Wszystkie ostatnie działania pierwszej damy Francji wydają się być perfekcyjnie przemyślaną strategią, na pewno nie jej autorstwa, ale strategią. Sondaże pokazują, że popularność Bruni rośnie, w przeciwieństwie do popularności jej męża. Francuzi, do niedawna bezlitośnie krytykujący jej styl życia i wizerunek, docenili aktywność Bruni, jej zdolność uczenia się na błędach i chęć dostosowania się do roli, jaką przyszło jej pełnić. Jednak duży wpływ na te zmiany miał sam Sarkozy. Po tym jak nagie zdjęcia pięknej Bruni mogli zobaczyć wszyscy, prezydent postanowił wziąć sprawę w swoje ręce. Na efekty nie trzeba było długo czekać. Carla, może nie bez zawodu, musiała pożegnać się z niefrasobliwym, jak dotąd, odsłanianiem ciała i nadmiernym eksponowaniem swoich wdzięków. Obecnie jest chwalona za skromność i elegancki styl.

Reklama

Jednak na ostatnich wakacjach na Lazurowym Wybrzeżu prezydent znów zdawał się trzymać rękę na pulsie.
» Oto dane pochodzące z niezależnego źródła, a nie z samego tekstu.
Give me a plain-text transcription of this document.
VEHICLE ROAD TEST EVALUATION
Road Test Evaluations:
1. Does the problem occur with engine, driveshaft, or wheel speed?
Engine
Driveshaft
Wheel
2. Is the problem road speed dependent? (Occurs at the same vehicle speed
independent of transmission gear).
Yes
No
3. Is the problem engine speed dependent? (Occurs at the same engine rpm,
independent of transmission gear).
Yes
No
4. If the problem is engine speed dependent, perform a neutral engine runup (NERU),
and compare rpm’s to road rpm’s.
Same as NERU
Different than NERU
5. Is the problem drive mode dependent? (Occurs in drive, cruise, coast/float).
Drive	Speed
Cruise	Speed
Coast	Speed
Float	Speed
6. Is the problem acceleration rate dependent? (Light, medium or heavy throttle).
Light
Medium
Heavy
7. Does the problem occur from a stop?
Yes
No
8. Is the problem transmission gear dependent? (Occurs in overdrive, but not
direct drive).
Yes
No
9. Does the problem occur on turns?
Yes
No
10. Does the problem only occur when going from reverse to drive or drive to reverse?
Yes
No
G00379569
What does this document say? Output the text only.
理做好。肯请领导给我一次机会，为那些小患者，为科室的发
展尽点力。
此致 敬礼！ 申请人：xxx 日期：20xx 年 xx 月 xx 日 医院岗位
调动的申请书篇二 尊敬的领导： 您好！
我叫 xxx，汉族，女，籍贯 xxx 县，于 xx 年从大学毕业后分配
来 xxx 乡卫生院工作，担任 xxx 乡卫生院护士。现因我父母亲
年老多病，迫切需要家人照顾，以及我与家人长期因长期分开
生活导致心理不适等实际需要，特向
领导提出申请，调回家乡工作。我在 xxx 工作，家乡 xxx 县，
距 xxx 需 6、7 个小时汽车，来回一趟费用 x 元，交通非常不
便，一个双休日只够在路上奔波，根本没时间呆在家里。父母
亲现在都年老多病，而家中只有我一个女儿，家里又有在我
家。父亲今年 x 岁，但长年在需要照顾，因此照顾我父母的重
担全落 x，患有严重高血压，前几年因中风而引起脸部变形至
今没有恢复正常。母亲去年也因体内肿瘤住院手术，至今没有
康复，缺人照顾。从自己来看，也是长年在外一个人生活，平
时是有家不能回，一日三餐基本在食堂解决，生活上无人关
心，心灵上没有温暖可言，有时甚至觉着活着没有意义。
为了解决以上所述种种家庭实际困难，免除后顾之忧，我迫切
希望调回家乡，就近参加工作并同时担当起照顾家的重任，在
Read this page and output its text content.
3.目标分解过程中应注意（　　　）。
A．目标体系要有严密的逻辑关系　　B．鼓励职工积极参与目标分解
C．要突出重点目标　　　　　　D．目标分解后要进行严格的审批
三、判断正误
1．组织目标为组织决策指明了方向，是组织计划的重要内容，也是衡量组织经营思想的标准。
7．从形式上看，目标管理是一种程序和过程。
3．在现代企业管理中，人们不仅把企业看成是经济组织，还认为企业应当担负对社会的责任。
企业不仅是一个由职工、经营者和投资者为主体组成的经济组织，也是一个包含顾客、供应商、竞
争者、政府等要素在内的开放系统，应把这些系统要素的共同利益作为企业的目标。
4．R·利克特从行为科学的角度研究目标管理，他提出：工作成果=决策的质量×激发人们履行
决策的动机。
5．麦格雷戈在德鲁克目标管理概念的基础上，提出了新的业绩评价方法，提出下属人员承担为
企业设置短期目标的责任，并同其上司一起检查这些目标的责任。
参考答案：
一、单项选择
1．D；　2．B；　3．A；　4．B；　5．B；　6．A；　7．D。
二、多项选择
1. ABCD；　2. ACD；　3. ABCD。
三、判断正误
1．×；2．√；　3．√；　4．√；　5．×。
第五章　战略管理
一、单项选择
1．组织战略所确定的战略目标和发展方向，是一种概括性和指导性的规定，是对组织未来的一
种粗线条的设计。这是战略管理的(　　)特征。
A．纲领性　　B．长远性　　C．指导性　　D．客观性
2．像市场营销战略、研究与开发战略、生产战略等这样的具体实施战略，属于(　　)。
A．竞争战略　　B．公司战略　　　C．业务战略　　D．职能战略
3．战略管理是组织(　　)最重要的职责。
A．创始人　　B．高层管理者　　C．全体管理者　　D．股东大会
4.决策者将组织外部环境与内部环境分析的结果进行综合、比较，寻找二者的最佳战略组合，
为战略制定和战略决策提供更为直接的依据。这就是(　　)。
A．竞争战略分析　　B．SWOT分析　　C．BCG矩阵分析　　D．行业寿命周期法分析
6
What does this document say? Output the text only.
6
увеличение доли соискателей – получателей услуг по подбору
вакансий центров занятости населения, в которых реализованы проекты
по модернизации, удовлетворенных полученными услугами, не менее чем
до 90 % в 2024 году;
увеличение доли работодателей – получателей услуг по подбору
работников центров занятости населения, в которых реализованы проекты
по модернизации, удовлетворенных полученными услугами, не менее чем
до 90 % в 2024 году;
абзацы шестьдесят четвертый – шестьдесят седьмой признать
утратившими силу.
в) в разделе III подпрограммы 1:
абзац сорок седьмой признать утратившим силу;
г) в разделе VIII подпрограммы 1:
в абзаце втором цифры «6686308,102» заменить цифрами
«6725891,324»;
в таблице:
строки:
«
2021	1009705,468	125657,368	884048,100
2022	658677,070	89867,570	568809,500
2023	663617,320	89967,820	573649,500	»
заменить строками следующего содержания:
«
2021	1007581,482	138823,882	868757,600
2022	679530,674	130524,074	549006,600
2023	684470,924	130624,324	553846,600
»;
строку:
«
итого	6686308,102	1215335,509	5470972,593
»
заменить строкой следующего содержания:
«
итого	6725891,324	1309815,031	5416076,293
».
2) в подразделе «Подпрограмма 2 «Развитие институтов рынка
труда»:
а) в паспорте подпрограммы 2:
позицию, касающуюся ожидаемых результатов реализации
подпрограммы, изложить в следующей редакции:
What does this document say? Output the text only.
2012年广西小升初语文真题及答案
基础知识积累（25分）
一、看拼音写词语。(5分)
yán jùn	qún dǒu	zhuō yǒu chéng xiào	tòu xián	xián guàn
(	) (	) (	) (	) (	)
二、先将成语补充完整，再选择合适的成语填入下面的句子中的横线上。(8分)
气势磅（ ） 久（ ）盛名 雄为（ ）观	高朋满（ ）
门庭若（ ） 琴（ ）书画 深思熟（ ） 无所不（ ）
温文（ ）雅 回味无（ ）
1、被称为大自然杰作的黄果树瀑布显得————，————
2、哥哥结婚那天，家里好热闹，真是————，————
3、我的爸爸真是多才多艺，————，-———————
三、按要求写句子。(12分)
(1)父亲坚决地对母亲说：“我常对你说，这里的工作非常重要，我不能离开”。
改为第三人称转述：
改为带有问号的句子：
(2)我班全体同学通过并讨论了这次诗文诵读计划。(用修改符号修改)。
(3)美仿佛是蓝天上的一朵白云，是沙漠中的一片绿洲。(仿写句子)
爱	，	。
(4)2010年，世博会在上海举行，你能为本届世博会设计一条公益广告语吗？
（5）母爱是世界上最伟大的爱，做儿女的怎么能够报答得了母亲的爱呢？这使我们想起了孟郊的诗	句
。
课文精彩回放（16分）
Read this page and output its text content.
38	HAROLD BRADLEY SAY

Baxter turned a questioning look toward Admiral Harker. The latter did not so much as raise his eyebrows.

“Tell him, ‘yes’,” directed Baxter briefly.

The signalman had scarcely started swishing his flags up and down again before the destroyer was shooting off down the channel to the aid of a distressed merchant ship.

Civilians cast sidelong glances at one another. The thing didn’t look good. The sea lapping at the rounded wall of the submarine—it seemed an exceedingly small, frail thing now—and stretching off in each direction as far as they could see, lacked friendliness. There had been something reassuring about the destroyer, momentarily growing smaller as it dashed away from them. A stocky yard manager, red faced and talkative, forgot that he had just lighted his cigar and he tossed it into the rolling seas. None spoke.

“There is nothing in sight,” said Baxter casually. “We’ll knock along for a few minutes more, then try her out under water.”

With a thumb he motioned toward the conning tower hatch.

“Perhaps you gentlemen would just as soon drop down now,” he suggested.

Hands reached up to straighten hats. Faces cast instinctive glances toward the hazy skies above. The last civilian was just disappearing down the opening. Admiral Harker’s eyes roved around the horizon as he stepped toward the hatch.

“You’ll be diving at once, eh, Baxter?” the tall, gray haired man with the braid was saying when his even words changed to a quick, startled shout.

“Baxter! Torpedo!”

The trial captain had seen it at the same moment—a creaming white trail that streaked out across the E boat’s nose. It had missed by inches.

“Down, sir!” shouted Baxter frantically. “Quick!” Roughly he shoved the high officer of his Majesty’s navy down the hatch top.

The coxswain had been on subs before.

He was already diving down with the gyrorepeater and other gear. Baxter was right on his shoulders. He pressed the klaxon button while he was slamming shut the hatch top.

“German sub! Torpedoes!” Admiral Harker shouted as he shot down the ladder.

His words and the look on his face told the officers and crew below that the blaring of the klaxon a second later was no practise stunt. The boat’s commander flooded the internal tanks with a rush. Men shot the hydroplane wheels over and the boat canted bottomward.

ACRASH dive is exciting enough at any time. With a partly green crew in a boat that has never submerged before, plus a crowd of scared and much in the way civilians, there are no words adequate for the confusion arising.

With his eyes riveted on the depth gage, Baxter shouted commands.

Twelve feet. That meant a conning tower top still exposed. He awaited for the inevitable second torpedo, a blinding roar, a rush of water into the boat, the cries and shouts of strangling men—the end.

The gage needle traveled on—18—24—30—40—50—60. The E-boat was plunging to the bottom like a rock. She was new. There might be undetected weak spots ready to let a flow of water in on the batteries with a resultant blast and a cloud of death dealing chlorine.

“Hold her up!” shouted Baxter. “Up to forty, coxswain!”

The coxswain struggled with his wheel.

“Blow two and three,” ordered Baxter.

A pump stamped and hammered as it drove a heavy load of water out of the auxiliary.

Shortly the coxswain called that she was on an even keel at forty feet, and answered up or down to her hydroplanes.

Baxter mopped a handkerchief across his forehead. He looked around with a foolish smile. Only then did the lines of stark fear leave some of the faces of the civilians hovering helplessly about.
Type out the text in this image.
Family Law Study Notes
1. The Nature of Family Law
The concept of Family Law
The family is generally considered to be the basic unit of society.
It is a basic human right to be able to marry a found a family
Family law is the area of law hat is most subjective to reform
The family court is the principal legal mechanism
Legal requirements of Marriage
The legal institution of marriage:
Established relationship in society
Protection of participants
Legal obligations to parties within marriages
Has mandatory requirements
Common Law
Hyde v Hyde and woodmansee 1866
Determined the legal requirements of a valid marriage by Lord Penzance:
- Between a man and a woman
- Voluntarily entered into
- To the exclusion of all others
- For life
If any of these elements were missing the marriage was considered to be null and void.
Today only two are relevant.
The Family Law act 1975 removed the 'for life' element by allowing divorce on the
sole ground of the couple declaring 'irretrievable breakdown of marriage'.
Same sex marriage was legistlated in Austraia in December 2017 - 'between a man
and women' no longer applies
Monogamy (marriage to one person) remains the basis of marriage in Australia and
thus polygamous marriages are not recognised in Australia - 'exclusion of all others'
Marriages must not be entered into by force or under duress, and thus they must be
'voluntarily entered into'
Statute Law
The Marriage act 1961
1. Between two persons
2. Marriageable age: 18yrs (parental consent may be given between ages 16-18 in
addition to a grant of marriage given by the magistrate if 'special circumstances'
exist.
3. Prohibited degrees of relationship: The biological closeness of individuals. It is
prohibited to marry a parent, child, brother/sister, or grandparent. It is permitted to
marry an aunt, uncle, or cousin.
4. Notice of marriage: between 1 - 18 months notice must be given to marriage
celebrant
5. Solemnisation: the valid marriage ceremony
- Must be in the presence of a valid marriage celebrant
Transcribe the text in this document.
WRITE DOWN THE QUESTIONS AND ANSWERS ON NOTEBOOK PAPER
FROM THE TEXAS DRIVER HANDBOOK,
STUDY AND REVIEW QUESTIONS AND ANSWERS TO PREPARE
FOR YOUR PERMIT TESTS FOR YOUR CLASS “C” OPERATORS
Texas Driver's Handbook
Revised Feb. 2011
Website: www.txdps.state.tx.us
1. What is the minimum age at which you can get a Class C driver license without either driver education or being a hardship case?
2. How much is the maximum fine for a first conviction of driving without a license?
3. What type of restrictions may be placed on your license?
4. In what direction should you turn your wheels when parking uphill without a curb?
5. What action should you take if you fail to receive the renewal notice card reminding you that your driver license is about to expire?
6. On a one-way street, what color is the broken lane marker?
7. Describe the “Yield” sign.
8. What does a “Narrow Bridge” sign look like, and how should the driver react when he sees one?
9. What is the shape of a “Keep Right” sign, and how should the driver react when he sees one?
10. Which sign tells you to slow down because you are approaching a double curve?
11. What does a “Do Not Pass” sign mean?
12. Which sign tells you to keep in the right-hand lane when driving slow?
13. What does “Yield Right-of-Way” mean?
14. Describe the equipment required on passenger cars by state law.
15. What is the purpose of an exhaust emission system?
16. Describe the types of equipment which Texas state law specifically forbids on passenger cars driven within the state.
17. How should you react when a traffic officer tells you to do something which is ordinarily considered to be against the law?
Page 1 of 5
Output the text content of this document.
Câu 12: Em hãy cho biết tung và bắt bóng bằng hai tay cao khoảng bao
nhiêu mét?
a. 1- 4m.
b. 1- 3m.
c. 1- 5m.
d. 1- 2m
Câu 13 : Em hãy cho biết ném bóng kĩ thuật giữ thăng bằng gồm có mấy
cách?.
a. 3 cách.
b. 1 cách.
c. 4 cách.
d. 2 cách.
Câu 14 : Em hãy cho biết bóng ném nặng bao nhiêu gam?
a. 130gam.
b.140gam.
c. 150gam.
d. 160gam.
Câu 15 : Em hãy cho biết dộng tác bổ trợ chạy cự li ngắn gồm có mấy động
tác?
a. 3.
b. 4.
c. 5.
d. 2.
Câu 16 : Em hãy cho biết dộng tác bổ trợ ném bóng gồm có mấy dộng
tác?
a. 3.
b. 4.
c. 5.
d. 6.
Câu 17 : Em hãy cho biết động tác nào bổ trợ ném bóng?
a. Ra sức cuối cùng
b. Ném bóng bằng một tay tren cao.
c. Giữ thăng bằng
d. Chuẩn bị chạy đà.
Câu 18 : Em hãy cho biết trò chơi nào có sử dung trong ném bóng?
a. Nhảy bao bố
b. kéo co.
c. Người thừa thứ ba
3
Mało wstydliwą, przecież, Carlę paparazzi sfotografowali na plaży w przesadnie skromnym, zabudowanym kostiumie. Ciekawe, ile kosztowała ją zamiana białego olśniewającego bikini, w którym pokazywała się na plaży w Egipcie, na ten mało seksowny czarny strój kąpielowy? To właśnie zdjęcia Carli i i speszonego Nicolasa w dżinsach z tej wycieczki z grudnia ub. roku wywołały burzę, jeszcze zanim para powiedziała sobie sakramentalne "tak". Tym razem to Sarkozy cieszył się większym zainteresowaniem mediów niż jego żona. A to dzięki szerokim, wesołym kąpielówkom.

Letni wypoczynek prezydencka para spędziła z dziećmi - 11-letnim synem Nicolasa, Luisem, i 7-letnim synem Carli, Aurelienem. Rodzina spędzała wakacje w willi Cap Negre w pobliżu resortu Le Lavandou. Prezydent musiał jednak przerwać odpoczynek, by 8 sierpnia wziąć udział w otwarciu igrzysk olimpijskich w Pekinie.